Nantes was a massive tented transit camp and that same evening we hear “Lord Haw Haw” on a radio say that the camp would be bombed. This was sufficient for me to step forward when volunteers were called to join certain operational squadrons and so found myself going back against the flow of Service personnel, all heading for the coast.

I soon ceased to be a wireless operator and became a “jack of all trades”, operating a “Chance Light” or airship floodlight to enable the Fairey Battle Bombers to land at night, re-fuelling and rearming aircraft and many other duties; my lack of any previous knowledge or experience was completely discounted! A further move to 73 Squadron and I have the sad experience of seeing the well-known fighter pilot ‘Cobber Kain’ killed when his hurricane hit the ground during a non-operational flight over his own airfield.

Eventually it became necessary to retreat and after several enforced changes of location it was Nantes once again and a quick move to St Nazaire, arriving on 17th June. It was an amazing sight, with piles of kit, rifles, stores etc stacked in every vacant space with servicemen roaming the quayside. A tender was loading troops and ferrying them out to ships in the bay. Although the boat was overcrowded, two RAF lads and myself managed to get up the gangway. But having gained a footing on deck I had a terrible premonition and feeling that I must get off. My two pals needed no persuasion and we literally fought our way back to the quay. The tender soon left and due to the air raids and utter chaos we decided to get out of town and found a route which led to the cliff top. Laying in the long grass we could see the ships in the bay quite clearly. I will remember the feeling of frustration at the lack of anti-aircraft opposition to the dive bombers skimming over our heads to attack the ships. During the afternoon we saw one ship receive a direct hit causing a tremendous explosion and a mass of smoke which soon obscured the scene. Later we learned that this was the Lancastria and that the tender we had failed to sail on had disembarked troops on her.

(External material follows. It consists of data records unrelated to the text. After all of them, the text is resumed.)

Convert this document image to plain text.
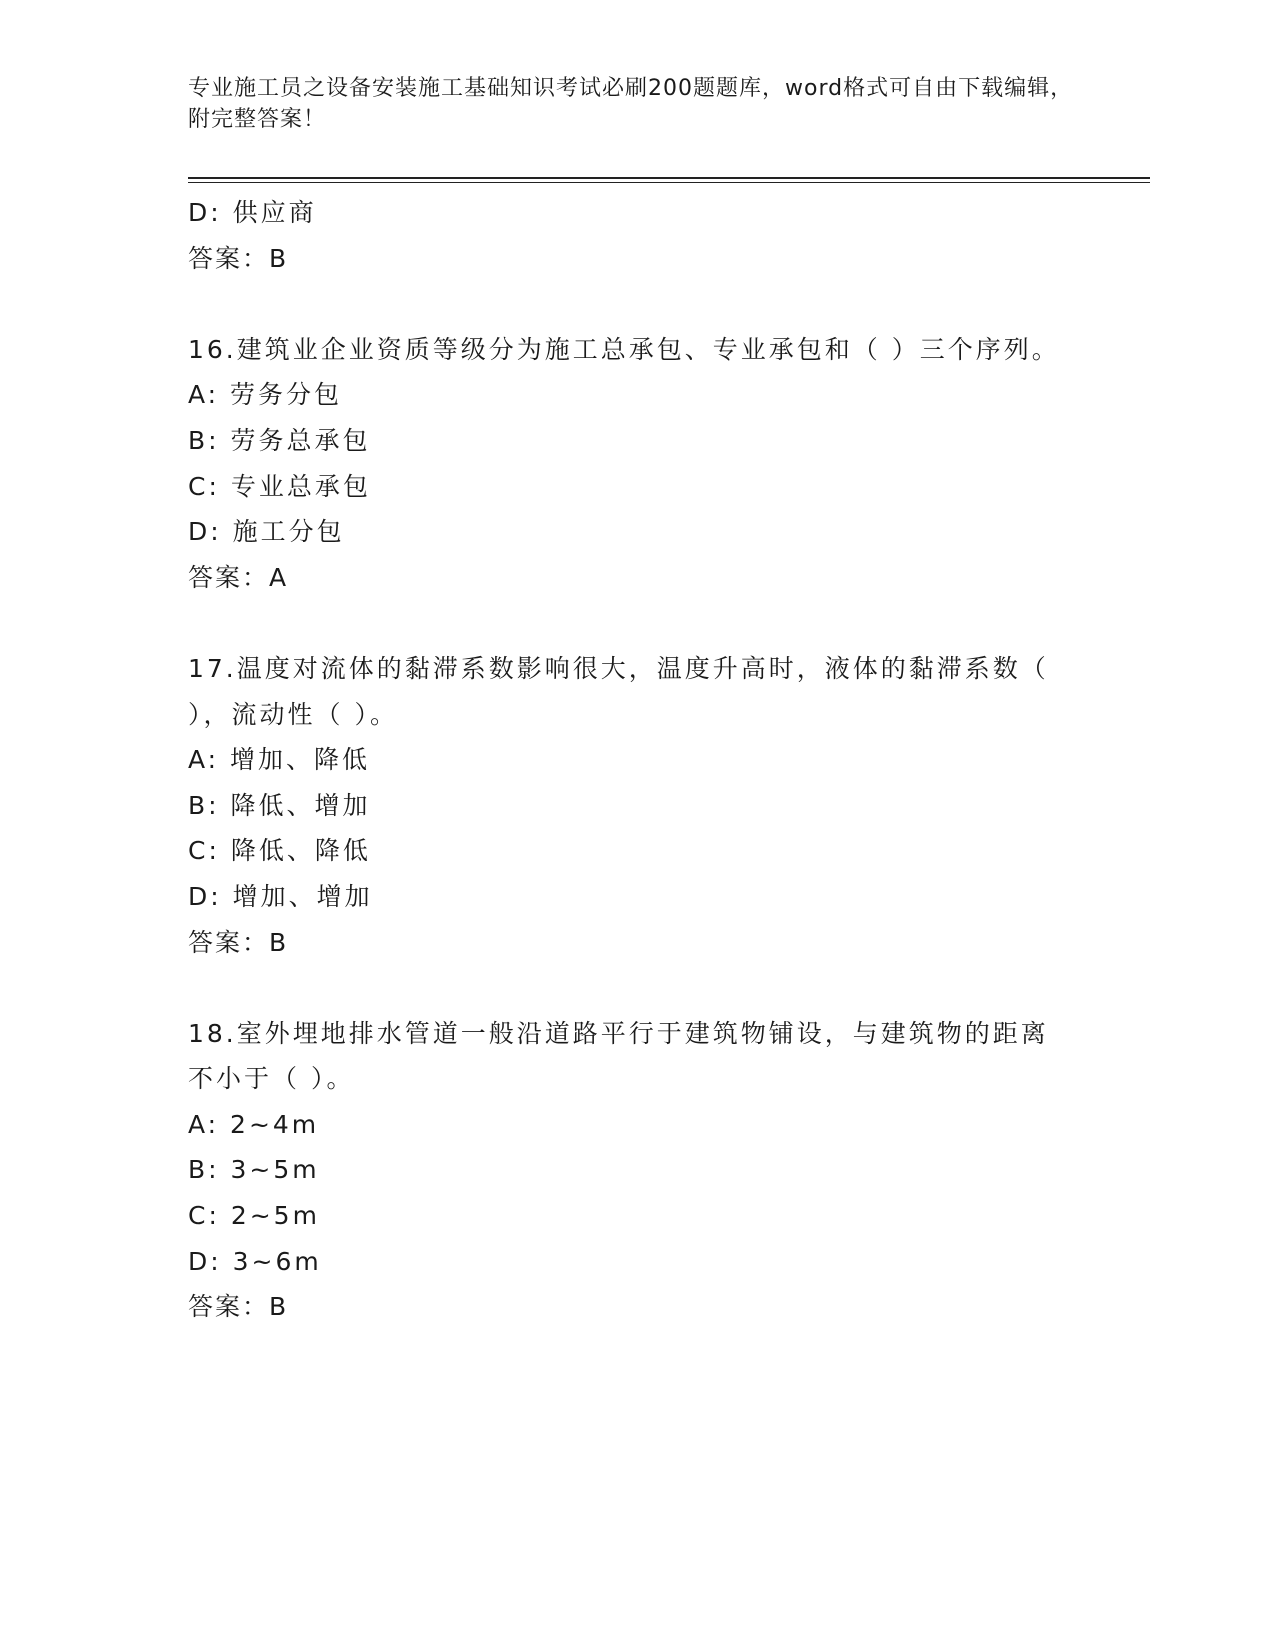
专业施工员之设备安装施工基础知识考试必刷200题题库，word格式可自由下载编辑，附完整答案！
D: 供应商
答案：B
16.建筑业企业资质等级分为施工总承包、专业承包和（ ）三个序列。
A: 劳务分包
B: 劳务总承包
C: 专业总承包
D: 施工分包
答案：A
17.温度对流体的黏滞系数影响很大，温度升高时，液体的黏滞系数（ ），流动性（ ）。
A: 增加、降低
B: 降低、增加
C: 降低、降低
D: 增加、增加
答案：B
18.室外埋地排水管道一般沿道路平行于建筑物铺设，与建筑物的距离不小于（ ）。
A: 2~4m
B: 3~5m
C: 2~5m
D: 3~6m
答案：B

The following morning, having surveyed the damage from the air raids and realised the lack of any organised evacuation, we decided to carry on down the coast, fortunately getting a lift with servicemen on an army truck with the same idea. Brest was comparatively quiet and we were able to get on board the liner Strathaird, which took us safely back to Plymouth.

Although it was not until after the war that the full details of the sinking of the Lancastria became generally known, even today very few know that it was one of the worst sea disasters on record. It was estimated that about 5000-6000 men were on board the Lancastria when she was about to leave St Nazaire and over 3000 perished. I subsequently learnt that there were fellow Civilian Wireless Reservists aboard Lancastria at the time and sadly two lost their lives. These were John Buchan, G4QA, and R W Hunter, G3FL. Two others on board were Geoff Johnson, G2BJY and John Danks, G5DS: happily both were able to swim to safety.